Aurora Cannabis closed its previously announced debt facility with the Bank of Montreal. The facility consists of a $150 million term loan and a $50 million revolving credit facility maturing in 2021.

Included in the facility is an option to upsize the facility to $250 million total following the implementation of Bill C-45 on October 17, 2018, subject to agreement by BMO and satisfaction of certain legal and business conditions.

The debt facility is primarily secured by Aurora’s production facilities, including Aurora Sky, Aurora Mountain and Aurora Vie. Strategically located at Edmonton International Airport, Aurora Sky is a technologically advanced cannabis facility, projected to produce in excess of 100,000 kg per year of high-quality, low-cost-per-gram cannabis upon completion.

Pursuant to the agreed upon conditions of the loans, Aurora may, at its discretion, repay the balance of the loans without penalty, at any time. The pricing of the loans is a set margin over the BMO CAD prime rate or a bankers’ acceptance of appropriate term. Based on the current prime rate, the interest payable is expected to be in the mid to high 4% per annum range over the term of the loans.

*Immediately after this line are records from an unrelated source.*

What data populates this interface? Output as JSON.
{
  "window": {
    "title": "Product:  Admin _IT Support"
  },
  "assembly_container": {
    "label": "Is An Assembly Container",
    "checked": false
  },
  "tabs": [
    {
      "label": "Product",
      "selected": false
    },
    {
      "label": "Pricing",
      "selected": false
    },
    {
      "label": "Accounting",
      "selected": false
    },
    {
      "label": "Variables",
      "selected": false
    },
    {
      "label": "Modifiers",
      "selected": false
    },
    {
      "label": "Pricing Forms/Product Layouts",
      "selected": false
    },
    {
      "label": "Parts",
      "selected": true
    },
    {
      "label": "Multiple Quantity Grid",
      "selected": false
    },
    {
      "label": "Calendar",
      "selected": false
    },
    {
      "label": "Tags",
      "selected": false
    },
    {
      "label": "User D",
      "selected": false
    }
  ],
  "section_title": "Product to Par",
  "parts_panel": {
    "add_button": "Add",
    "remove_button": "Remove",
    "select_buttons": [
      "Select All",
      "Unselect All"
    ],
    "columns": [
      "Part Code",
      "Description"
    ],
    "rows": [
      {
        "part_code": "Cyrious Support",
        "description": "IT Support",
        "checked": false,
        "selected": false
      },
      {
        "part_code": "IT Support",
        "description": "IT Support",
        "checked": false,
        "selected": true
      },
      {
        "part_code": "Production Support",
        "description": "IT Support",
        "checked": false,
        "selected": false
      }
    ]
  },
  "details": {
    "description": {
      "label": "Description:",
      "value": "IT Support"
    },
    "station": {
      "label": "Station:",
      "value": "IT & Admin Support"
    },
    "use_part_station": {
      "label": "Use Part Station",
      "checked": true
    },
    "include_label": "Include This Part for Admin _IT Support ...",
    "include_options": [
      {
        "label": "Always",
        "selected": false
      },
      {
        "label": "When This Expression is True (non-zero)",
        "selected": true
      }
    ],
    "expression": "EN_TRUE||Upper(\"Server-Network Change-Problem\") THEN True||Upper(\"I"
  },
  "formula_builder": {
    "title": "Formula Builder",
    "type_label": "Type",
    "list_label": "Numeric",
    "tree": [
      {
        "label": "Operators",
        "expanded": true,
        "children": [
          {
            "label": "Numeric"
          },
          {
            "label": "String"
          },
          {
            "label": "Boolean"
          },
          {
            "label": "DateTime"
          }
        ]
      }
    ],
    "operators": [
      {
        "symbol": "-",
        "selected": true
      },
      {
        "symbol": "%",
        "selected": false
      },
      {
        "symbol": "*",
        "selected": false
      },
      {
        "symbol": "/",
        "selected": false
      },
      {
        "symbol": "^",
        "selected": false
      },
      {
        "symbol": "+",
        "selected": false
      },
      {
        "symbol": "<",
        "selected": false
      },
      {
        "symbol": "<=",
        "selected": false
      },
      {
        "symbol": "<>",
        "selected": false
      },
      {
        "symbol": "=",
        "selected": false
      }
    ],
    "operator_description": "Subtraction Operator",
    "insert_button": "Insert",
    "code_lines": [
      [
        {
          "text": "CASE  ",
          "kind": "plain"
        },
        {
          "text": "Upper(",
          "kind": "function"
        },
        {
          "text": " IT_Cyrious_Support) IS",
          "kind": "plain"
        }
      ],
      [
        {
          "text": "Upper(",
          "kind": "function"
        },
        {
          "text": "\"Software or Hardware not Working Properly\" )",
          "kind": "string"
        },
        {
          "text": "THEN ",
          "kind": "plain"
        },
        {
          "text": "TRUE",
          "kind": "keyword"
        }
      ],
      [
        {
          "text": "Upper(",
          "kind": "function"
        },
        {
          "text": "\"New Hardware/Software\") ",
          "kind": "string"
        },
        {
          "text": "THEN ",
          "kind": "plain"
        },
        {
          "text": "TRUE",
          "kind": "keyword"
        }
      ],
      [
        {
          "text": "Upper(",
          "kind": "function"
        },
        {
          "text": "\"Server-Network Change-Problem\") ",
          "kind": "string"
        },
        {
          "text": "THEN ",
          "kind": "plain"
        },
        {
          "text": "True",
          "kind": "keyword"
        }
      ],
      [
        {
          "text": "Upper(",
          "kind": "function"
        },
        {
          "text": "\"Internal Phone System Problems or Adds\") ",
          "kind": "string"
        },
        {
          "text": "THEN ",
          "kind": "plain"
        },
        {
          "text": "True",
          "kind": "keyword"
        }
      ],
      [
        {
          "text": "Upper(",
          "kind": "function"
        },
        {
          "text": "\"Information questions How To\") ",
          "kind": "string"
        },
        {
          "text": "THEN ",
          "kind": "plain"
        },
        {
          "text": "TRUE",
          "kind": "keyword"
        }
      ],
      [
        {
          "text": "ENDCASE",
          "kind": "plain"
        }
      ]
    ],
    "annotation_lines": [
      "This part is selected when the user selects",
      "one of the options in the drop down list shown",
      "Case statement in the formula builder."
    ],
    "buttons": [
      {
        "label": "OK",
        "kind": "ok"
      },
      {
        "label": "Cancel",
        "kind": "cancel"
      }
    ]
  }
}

“We are incredibly proud to have successfully closed this historic debt facility supported by a premier Canadian bank, BMO, who understands our needs and potential. This is both a reflection of the rapidly maturing nature of the broader cannabis industry and strong validation of the economic potential of Aurora’s best-in-class, technologically advanced production facilities,” said Terry Booth, CEO of Aurora.